Now let’s create a new Grafana dashboard. Head to http://localhost:3000/dashboard/new. From here click the Add new panel button. At the bottom of the screen you will find the query editor. Edit the query:
SELECT last("celsius") FROM "bedroom_temperature" WHERE $timeFilter GROUP BY time($__interval) fill(previous)
Use the query you want to view your data. And that’s it. You can now query your InfluxDB database from Grafana. Querying InfluxDB is out of the scope of this article and as such I recommend that you read the documentation.
Wrap it up with Docker Compose
Running all thoses container one by one is a bit tedious. Let me introduce you Docker Compose. Docker Compose is a tool for defining and running multi-container Docker applications. With Compose, you use a YAML file to configure your application’s services. We will create a Docker Compose that will start all our services. The Docker Compose reference can be found here : https://docs.docker.com/compose/compose-file/. Below are the two files you will need to run the stack we talked about during this tutorial.

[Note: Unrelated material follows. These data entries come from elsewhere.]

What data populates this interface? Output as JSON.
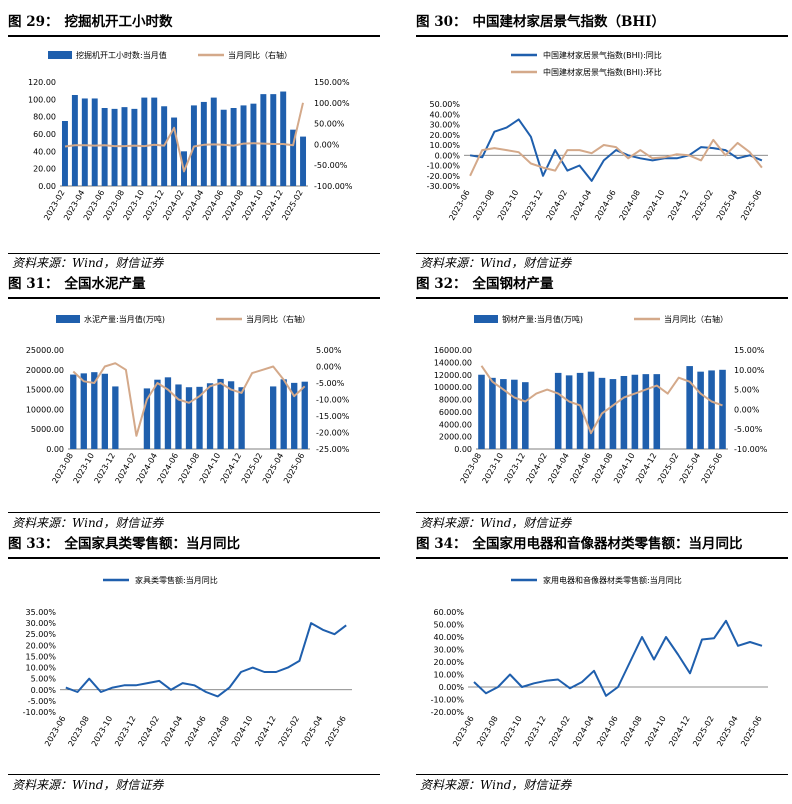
{
  "source_label": "资料来源：Wind，财信证券",
  "colors": {
    "bar": "#1f5fad",
    "line1": "#d4a98a",
    "line_blue": "#1f5fad",
    "line_tan": "#d4a98a",
    "text": "#000000"
  },
  "panels": [
    {
      "fig": "图 29：",
      "title": "挖掘机开工小时数",
      "chart_data": {
        "type": "bar+line",
        "legend": [
          "挖掘机开工小时数:当月值",
          "当月同比（右轴）"
        ],
        "categories": [
          "2023-02",
          "2023-03",
          "2023-04",
          "2023-05",
          "2023-06",
          "2023-07",
          "2023-08",
          "2023-09",
          "2023-10",
          "2023-11",
          "2023-12",
          "2024-01",
          "2024-02",
          "2024-03",
          "2024-04",
          "2024-05",
          "2024-06",
          "2024-07",
          "2024-08",
          "2024-09",
          "2024-10",
          "2024-11",
          "2024-12",
          "2025-01",
          "2025-02"
        ],
        "xticks": [
          "2023-02",
          "2023-04",
          "2023-06",
          "2023-08",
          "2023-10",
          "2023-12",
          "2024-02",
          "2024-04",
          "2024-06",
          "2024-08",
          "2024-10",
          "2024-12",
          "2025-02"
        ],
        "bars": [
          75,
          105,
          101,
          101,
          90,
          89,
          91,
          89,
          102,
          102,
          92,
          79,
          40,
          93,
          97,
          102,
          88,
          90,
          93,
          95,
          106,
          106,
          109,
          65,
          57
        ],
        "line": [
          -5,
          -2,
          -2,
          -3,
          -2,
          -4,
          -4,
          -3,
          -4,
          -1,
          -3,
          40,
          -65,
          -5,
          -1,
          0,
          -1,
          -3,
          2,
          3,
          2,
          1,
          1,
          -2,
          100
        ],
        "yleft": {
          "min": 0,
          "max": 120,
          "step": 20,
          "labels": [
            "0.00",
            "20.00",
            "40.00",
            "60.00",
            "80.00",
            "100.00",
            "120.00"
          ]
        },
        "yright": {
          "min": -100,
          "max": 150,
          "step": 50,
          "labels": [
            "-100.00%",
            "-50.00%",
            "0.00%",
            "50.00%",
            "100.00%",
            "150.00%"
          ]
        }
      }
    },
    {
      "fig": "图 30：",
      "title": "中国建材家居景气指数（BHI）",
      "chart_data": {
        "type": "line",
        "legend": [
          "中国建材家居景气指数(BHI):同比",
          "中国建材家居景气指数(BHI):环比"
        ],
        "categories": [
          "2023-06",
          "2023-07",
          "2023-08",
          "2023-09",
          "2023-10",
          "2023-11",
          "2023-12",
          "2024-01",
          "2024-02",
          "2024-03",
          "2024-04",
          "2024-05",
          "2024-06",
          "2024-07",
          "2024-08",
          "2024-09",
          "2024-10",
          "2024-11",
          "2024-12",
          "2025-01",
          "2025-02",
          "2025-03",
          "2025-04",
          "2025-05",
          "2025-06"
        ],
        "xticks": [
          "2023-06",
          "2023-08",
          "2023-10",
          "2023-12",
          "2024-02",
          "2024-04",
          "2024-06",
          "2024-08",
          "2024-10",
          "2024-12",
          "2025-02",
          "2025-04",
          "2025-06"
        ],
        "series": [
          {
            "name": "中国建材家居景气指数(BHI):同比",
            "values": [
              0,
              -2,
              23,
              27,
              35,
              18,
              -20,
              5,
              -15,
              -10,
              -25,
              -5,
              5,
              0,
              -3,
              -5,
              -3,
              -3,
              0,
              8,
              7,
              5,
              -3,
              0,
              -5
            ]
          },
          {
            "name": "中国建材家居景气指数(BHI):环比",
            "values": [
              -20,
              5,
              7,
              5,
              3,
              -8,
              -12,
              -15,
              5,
              5,
              2,
              10,
              8,
              -3,
              5,
              -3,
              -2,
              1,
              0,
              -5,
              15,
              0,
              12,
              3,
              -12
            ]
          }
        ],
        "y": {
          "min": -30,
          "max": 50,
          "step": 10,
          "labels": [
            "-30.00%",
            "-20.00%",
            "-10.00%",
            "0.00%",
            "10.00%",
            "20.00%",
            "30.00%",
            "40.00%",
            "50.00%"
          ]
        }
      }
    },
    {
      "fig": "图 31：",
      "title": "全国水泥产量",
      "chart_data": {
        "type": "bar+line",
        "legend": [
          "水泥产量:当月值(万吨)",
          "当月同比（右轴）"
        ],
        "categories": [
          "2023-08",
          "2023-09",
          "2023-10",
          "2023-11",
          "2023-12",
          "2024-01",
          "2024-02",
          "2024-03",
          "2024-04",
          "2024-05",
          "2024-06",
          "2024-07",
          "2024-08",
          "2024-09",
          "2024-10",
          "2024-11",
          "2024-12",
          "2025-01",
          "2025-02",
          "2025-03",
          "2025-04",
          "2025-05",
          "2025-06"
        ],
        "xticks": [
          "2023-08",
          "2023-10",
          "2023-12",
          "2024-02",
          "2024-04",
          "2024-06",
          "2024-08",
          "2024-10",
          "2024-12",
          "2025-02",
          "2025-04",
          "2025-06"
        ],
        "bars": [
          18800,
          19100,
          19400,
          19000,
          15800,
          null,
          null,
          15300,
          17500,
          18100,
          16300,
          15600,
          15700,
          16600,
          17700,
          17100,
          15600,
          null,
          null,
          15800,
          17600,
          16700,
          17000
        ],
        "line": [
          -1.5,
          -4.5,
          -5,
          0,
          1,
          -1,
          -21,
          -10,
          -5,
          -7,
          -10,
          -11,
          -9,
          -6,
          -5,
          -7,
          -8,
          -2,
          -1,
          0,
          -4,
          -9,
          -6
        ],
        "yleft": {
          "min": 0,
          "max": 25000,
          "step": 5000,
          "labels": [
            "0.00",
            "5000.00",
            "10000.00",
            "15000.00",
            "20000.00",
            "25000.00"
          ]
        },
        "yright": {
          "min": -25,
          "max": 5,
          "step": 5,
          "labels": [
            "-25.00%",
            "-20.00%",
            "-15.00%",
            "-10.00%",
            "-5.00%",
            "0.00%",
            "5.00%"
          ]
        }
      }
    },
    {
      "fig": "图 32：",
      "title": "全国钢材产量",
      "chart_data": {
        "type": "bar+line",
        "legend": [
          "钢材产量:当月值(万吨)",
          "当月同比（右轴）"
        ],
        "categories": [
          "2023-08",
          "2023-09",
          "2023-10",
          "2023-11",
          "2023-12",
          "2024-01",
          "2024-02",
          "2024-03",
          "2024-04",
          "2024-05",
          "2024-06",
          "2024-07",
          "2024-08",
          "2024-09",
          "2024-10",
          "2024-11",
          "2024-12",
          "2025-01",
          "2025-02",
          "2025-03",
          "2025-04",
          "2025-05",
          "2025-06"
        ],
        "xticks": [
          "2023-08",
          "2023-10",
          "2023-12",
          "2024-02",
          "2024-04",
          "2024-06",
          "2024-08",
          "2024-10",
          "2024-12",
          "2025-02",
          "2025-04",
          "2025-06"
        ],
        "bars": [
          12000,
          11500,
          11300,
          11200,
          10800,
          null,
          null,
          12300,
          11900,
          12300,
          12500,
          11500,
          11300,
          11800,
          12000,
          12100,
          12100,
          null,
          null,
          13400,
          12500,
          12700,
          12800
        ],
        "line": [
          11,
          7,
          5,
          3,
          2,
          4,
          5,
          4,
          2,
          1,
          -6,
          -1,
          1,
          3,
          4,
          5,
          6,
          4,
          8,
          7,
          4,
          2,
          1
        ],
        "yleft": {
          "min": 0,
          "max": 16000,
          "step": 2000,
          "labels": [
            "0.00",
            "2000.00",
            "4000.00",
            "6000.00",
            "8000.00",
            "10000.00",
            "12000.00",
            "14000.00",
            "16000.00"
          ]
        },
        "yright": {
          "min": -10,
          "max": 15,
          "step": 5,
          "labels": [
            "-10.00%",
            "-5.00%",
            "0.00%",
            "5.00%",
            "10.00%",
            "15.00%"
          ]
        }
      }
    },
    {
      "fig": "图 33：",
      "title": "全国家具类零售额：当月同比",
      "chart_data": {
        "type": "line",
        "legend": [
          "家具类零售额:当月同比"
        ],
        "categories": [
          "2023-06",
          "2023-07",
          "2023-08",
          "2023-09",
          "2023-10",
          "2023-11",
          "2023-12",
          "2024-01",
          "2024-02",
          "2024-03",
          "2024-04",
          "2024-05",
          "2024-06",
          "2024-07",
          "2024-08",
          "2024-09",
          "2024-10",
          "2024-11",
          "2024-12",
          "2025-01",
          "2025-02",
          "2025-03",
          "2025-04",
          "2025-05",
          "2025-06"
        ],
        "xticks": [
          "2023-06",
          "2023-08",
          "2023-10",
          "2023-12",
          "2024-02",
          "2024-04",
          "2024-06",
          "2024-08",
          "2024-10",
          "2024-12",
          "2025-02",
          "2025-04",
          "2025-06"
        ],
        "series": [
          {
            "name": "家具类零售额:当月同比",
            "values": [
              1,
              -1,
              5,
              -1,
              1,
              2,
              2,
              3,
              4,
              0,
              3,
              2,
              -1,
              -3,
              1,
              8,
              10,
              8,
              8,
              10,
              13,
              30,
              27,
              25,
              29
            ]
          }
        ],
        "y": {
          "min": -10,
          "max": 35,
          "step": 5,
          "labels": [
            "-10.00%",
            "-5.00%",
            "0.00%",
            "5.00%",
            "10.00%",
            "15.00%",
            "20.00%",
            "25.00%",
            "30.00%",
            "35.00%"
          ]
        }
      }
    },
    {
      "fig": "图 34：",
      "title": "全国家用电器和音像器材类零售额：当月同比",
      "chart_data": {
        "type": "line",
        "legend": [
          "家用电器和音像器材类零售额:当月同比"
        ],
        "categories": [
          "2023-06",
          "2023-07",
          "2023-08",
          "2023-09",
          "2023-10",
          "2023-11",
          "2023-12",
          "2024-01",
          "2024-02",
          "2024-03",
          "2024-04",
          "2024-05",
          "2024-06",
          "2024-07",
          "2024-08",
          "2024-09",
          "2024-10",
          "2024-11",
          "2024-12",
          "2025-01",
          "2025-02",
          "2025-03",
          "2025-04",
          "2025-05",
          "2025-06"
        ],
        "xticks": [
          "2023-06",
          "2023-08",
          "2023-10",
          "2023-12",
          "2024-02",
          "2024-04",
          "2024-06",
          "2024-08",
          "2024-10",
          "2024-12",
          "2025-02",
          "2025-04",
          "2025-06"
        ],
        "series": [
          {
            "name": "家用电器和音像器材类零售额:当月同比",
            "values": [
              4,
              -5,
              0,
              10,
              0,
              3,
              5,
              6,
              -1,
              4,
              13,
              -7,
              0,
              20,
              40,
              22,
              40,
              26,
              11,
              38,
              39,
              53,
              33,
              36,
              33
            ]
          }
        ],
        "y": {
          "min": -20,
          "max": 60,
          "step": 10,
          "labels": [
            "-20.00%",
            "-10.00%",
            "0.00%",
            "10.00%",
            "20.00%",
            "30.00%",
            "40.00%",
            "50.00%",
            "60.00%"
          ]
        }
      }
    }
  ]
}
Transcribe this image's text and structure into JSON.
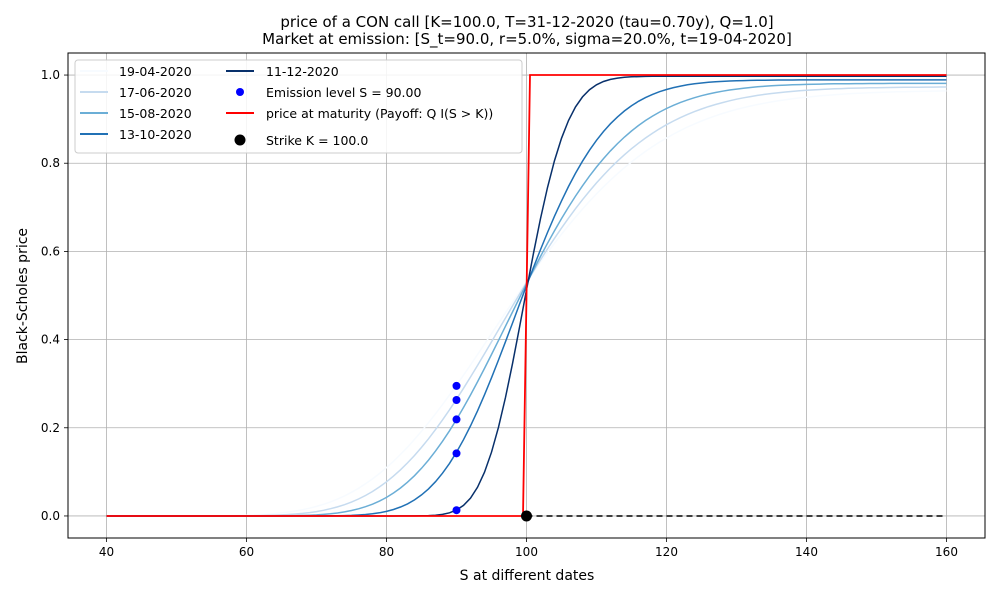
{
  "chart_data": {
    "type": "line",
    "title_line1": "price of a CON call [K=100.0, T=31-12-2020 (tau=0.70y), Q=1.0]",
    "title_line2": "Market at emission: [S_t=90.0, r=5.0%, sigma=20.0%, t=19-04-2020]",
    "xlabel": "S at different dates",
    "ylabel": "Black-Scholes price",
    "xlim": [
      34.5,
      165.5
    ],
    "ylim": [
      -0.05,
      1.05
    ],
    "xticks": [
      40,
      60,
      80,
      100,
      120,
      140,
      160
    ],
    "yticks": [
      0.0,
      0.2,
      0.4,
      0.6,
      0.8,
      1.0
    ],
    "grid": true,
    "legend_position": "top-left",
    "model": {
      "K": 100.0,
      "Q": 1.0,
      "r": 0.05,
      "sigma": 0.2,
      "S_emission": 90.0,
      "x_range": [
        40,
        160
      ],
      "n_points": 121
    },
    "series": [
      {
        "name": "19-04-2020",
        "color": "#f7fbff",
        "tau": 0.7
      },
      {
        "name": "17-06-2020",
        "color": "#c6dbef",
        "tau": 0.54
      },
      {
        "name": "15-08-2020",
        "color": "#6baed6",
        "tau": 0.38
      },
      {
        "name": "13-10-2020",
        "color": "#2171b5",
        "tau": 0.22
      },
      {
        "name": "11-12-2020",
        "color": "#08306b",
        "tau": 0.055
      }
    ],
    "emission_points": {
      "label": "Emission level $S=90.00$",
      "color": "#0000ff",
      "x": 90,
      "values": [
        0.295,
        0.263,
        0.219,
        0.142,
        0.013
      ]
    },
    "payoff": {
      "label": "price at maturity (Payoff: $Q\\ I(S>K)$)",
      "color": "#ff0000",
      "values": [
        [
          40,
          0
        ],
        [
          99.5,
          0
        ],
        [
          100.5,
          1
        ],
        [
          160,
          1
        ]
      ]
    },
    "strike": {
      "label": "Strike $K=100.0$",
      "color": "#000000",
      "x": 100,
      "y": 0
    },
    "zero_line": {
      "color": "#000000",
      "x_from": 100,
      "x_to": 160,
      "y": 0
    }
  },
  "legend": {
    "col1": [
      "19-04-2020",
      "17-06-2020",
      "15-08-2020",
      "13-10-2020"
    ],
    "col2": [
      "11-12-2020",
      "Emission level S = 90.00",
      "price at maturity (Payoff: Q I(S > K))",
      "Strike K = 100.0"
    ]
  }
}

To run the stack, in the folder where thoses two files are, run the following command:
docker-compose up -d
This will start all Docker Compose service in detached mode (-d). You should now be able to go to Grafana on http://localhost:3000. Also, you should be able to send MQTT message with:
docker container exec mosquitto mosquitto_pub \
-t 'bedroom/temperature' \
-m 'bedroom_temperature celsius=20'
Replace mosquitto with the name of your running container, which should be something like folder_name_mosquitto_1. If you want to stop all your containers:
docker-compose stop
And that’s it for this tutorial. We have seen how to setup a complete tech stack for handling a large amount of data using state of the art technologies.